Several things. I had studied chemistry at university and was excited by the fantastic progress that was being made in the sciences, especially in biochemistry, genetics and evolutionary theory. I was also captivated by the history and philosophy of science, which exposed the diversity of scientific methods and their wider cultural implications. As a hobby I had enjoyed reading books on theology and the philosophy of religion, because it was in these that the “big questions” of origins, meaning and purpose were discussed. From my research I realised there were many fascinating and exciting stories to be told about the interrelations between science and religion and many myths to be corrected. Once, when interviewed in a BBC studio in Belfast, the interviewer began by announcing to the world that “we all know that Galileo was jailed for believing that the Earth is round.” And it is not only in Northern Ireland where such nonsense is apparently known! (The issue of course was not the shape of the Earth but its motion; nor strictly speaking was Galileo’s house-arrest the same as jail). I felt there was a need for a book that would bring critical analysis to bear on popular misunderstandings. I was particularly unhappy about discussions of “science” and “religion” that regularly treated them as abstractions, as things, that had timeless, essential meanings. I wanted to bring human beings back into the discussion, showing that science and religion were practices as well as belief systems, and that many scientists had held strong, if not always orthodox, religious beliefs.
For the thinking that goes into the writing, the answer would be anywhere. It was while shaving that the argument for my doctoral thesis erupted into my consciousness. For the serious writing and polishing that follow, it has to be my study where I can concentrate without distraction.

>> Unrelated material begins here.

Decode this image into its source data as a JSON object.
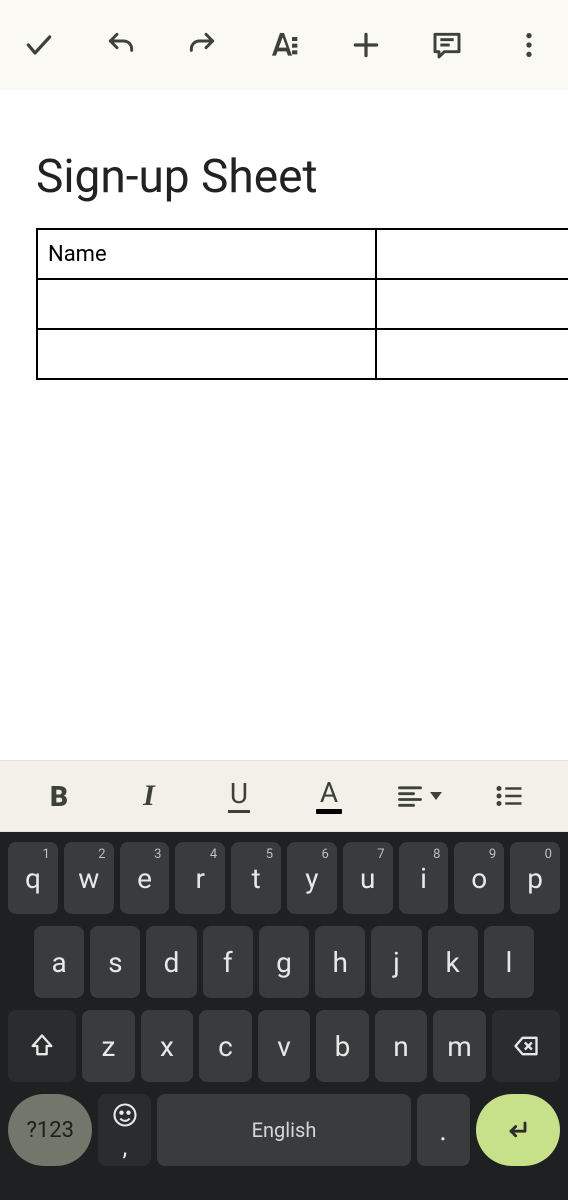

Very closely, because one of my main research interests had been (and continues to be) the history of natural theology, with its exploitation of scientific knowledge to demonstrate, or corroborate, the existence and attributes of God. Before embarking on the book, I had already published extensively on the subject, including a long essay on the question of extra-terrestrial life and its possible implications for Christian theology. But I did have another major strand to my research: the history of organic chemistry in nineteenth-century Europe, on which I published a very different book in 1995: Thinking about Matter: Studies in the History of Chemical Philosophy.
I like this question because to answer it satisfactorily shows why we should be suspicious of simple answers. Darwin tells us that, at the time of writing the Origin, despite his renunciation of Christianity, he still quite strongly believed that there was a Creator who had impressed laws on the world, one of which was natural selection. Even as he became more agnostic, he considered it “absurd to doubt that a man may be an ardent Theist and an evolutionist.” Some of Darwin’s earliest converts were Anglican clergymen, including the novelist and Christian socialist Charles Kingsley and a future Archbishop of Canterbury Frederick Temple. Darwin’s theory was of course impossible to reconcile with a literalistic reading of the Genesis creation narratives; but the violent antagonism that exists today between fundamentalist religion and neo-Darwinian atheism should not be allowed to corrupt or conceal a far richer historical record, in which Darwin’s science has been seen as liberating for theology and even a valuable resource in the rationalisation of suffering.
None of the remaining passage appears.